As regards direct discrimination, the tribunal had identified the hypothetical comparator and correctly held that such a person - who was not disabled but was deemed to be at high risk - would have been treated in the same way. The Court of Appeal rejected Mr Owen’s argument, drawing on parallels with sex and race discrimination, that AMEC’s decision (despite its benign intention) not to post him to Dubai was ‘indissociable’ from his disabilities. AMEC’s reasons for acting as it did were not a proxy for his disabilities. The court observed that disability is not a simple binary concept; health is not an irrelevant factor in a person’s ability to do their job and the concept of indissociability cannot readily be translated into the disability discrimination context.
As to reasonable adjustments, the tribunal could not be criticised for its finding that AMEC’s reliance on medical advice was reasonable.
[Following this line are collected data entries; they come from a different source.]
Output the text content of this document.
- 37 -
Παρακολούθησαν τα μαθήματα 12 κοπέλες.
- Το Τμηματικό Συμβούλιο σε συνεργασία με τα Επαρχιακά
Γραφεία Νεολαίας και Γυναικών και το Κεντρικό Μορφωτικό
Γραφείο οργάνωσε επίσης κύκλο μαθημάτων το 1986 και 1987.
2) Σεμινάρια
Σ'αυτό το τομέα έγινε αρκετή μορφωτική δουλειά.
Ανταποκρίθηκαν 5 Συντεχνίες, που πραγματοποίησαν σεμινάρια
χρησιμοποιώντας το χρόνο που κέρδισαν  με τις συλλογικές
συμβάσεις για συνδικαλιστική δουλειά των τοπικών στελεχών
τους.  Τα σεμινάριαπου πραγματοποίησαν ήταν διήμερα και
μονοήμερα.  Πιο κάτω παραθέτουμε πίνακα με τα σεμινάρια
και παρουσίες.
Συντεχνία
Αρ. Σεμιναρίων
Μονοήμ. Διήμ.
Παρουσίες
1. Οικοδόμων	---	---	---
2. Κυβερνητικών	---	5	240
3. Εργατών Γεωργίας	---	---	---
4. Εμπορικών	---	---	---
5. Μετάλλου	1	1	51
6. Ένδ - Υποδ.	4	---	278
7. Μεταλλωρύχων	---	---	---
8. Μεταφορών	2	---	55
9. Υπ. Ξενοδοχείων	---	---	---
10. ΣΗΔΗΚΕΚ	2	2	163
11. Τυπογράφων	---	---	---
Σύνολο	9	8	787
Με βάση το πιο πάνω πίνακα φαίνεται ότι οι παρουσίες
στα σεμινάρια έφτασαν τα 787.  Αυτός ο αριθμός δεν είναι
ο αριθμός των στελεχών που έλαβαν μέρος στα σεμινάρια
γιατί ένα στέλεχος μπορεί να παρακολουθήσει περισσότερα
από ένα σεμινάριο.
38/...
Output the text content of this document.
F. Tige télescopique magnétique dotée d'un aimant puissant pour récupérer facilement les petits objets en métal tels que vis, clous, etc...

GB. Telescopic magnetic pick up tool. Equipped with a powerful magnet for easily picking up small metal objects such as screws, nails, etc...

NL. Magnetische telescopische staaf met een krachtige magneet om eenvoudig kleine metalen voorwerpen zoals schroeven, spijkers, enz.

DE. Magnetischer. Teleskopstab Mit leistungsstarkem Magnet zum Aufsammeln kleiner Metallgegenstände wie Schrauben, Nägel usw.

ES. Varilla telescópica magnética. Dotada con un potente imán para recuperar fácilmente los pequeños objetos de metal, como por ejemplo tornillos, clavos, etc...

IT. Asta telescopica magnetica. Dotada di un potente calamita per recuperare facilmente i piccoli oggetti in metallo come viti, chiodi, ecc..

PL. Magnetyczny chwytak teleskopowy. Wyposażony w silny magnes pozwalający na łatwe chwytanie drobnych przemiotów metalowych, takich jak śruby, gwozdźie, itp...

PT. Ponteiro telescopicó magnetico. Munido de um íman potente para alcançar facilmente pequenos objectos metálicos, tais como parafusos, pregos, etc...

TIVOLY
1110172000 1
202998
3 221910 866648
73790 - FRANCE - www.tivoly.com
AMEC had always acted on the basis of independent medical advice.
As to indirect discrimination, again the tribunal could not be criticised. In holding that a requirement to pass a medical before being assigned overseas was objectively justified, the tribunal had been entitled to rely on evidence from a doctor employed by AMEC (but who had not been involved in the medical assessment) as to the general medical risks in the United Arab Emirates.
Link to judgment: https://www.bailii.org/ew/cases/EWCA/Civ/2019/822.html
This case reminds employers that provided they have balanced up the risks to the organisation and the employee, with the effect on the employee, and where they have independent medical and other advice (in this case the general medical risks in the UAE), a tribunal is unlikely to find that such a decision is discrimination. Where it does go wrong is where businesses make an assumption, without any evidence to support that assumption.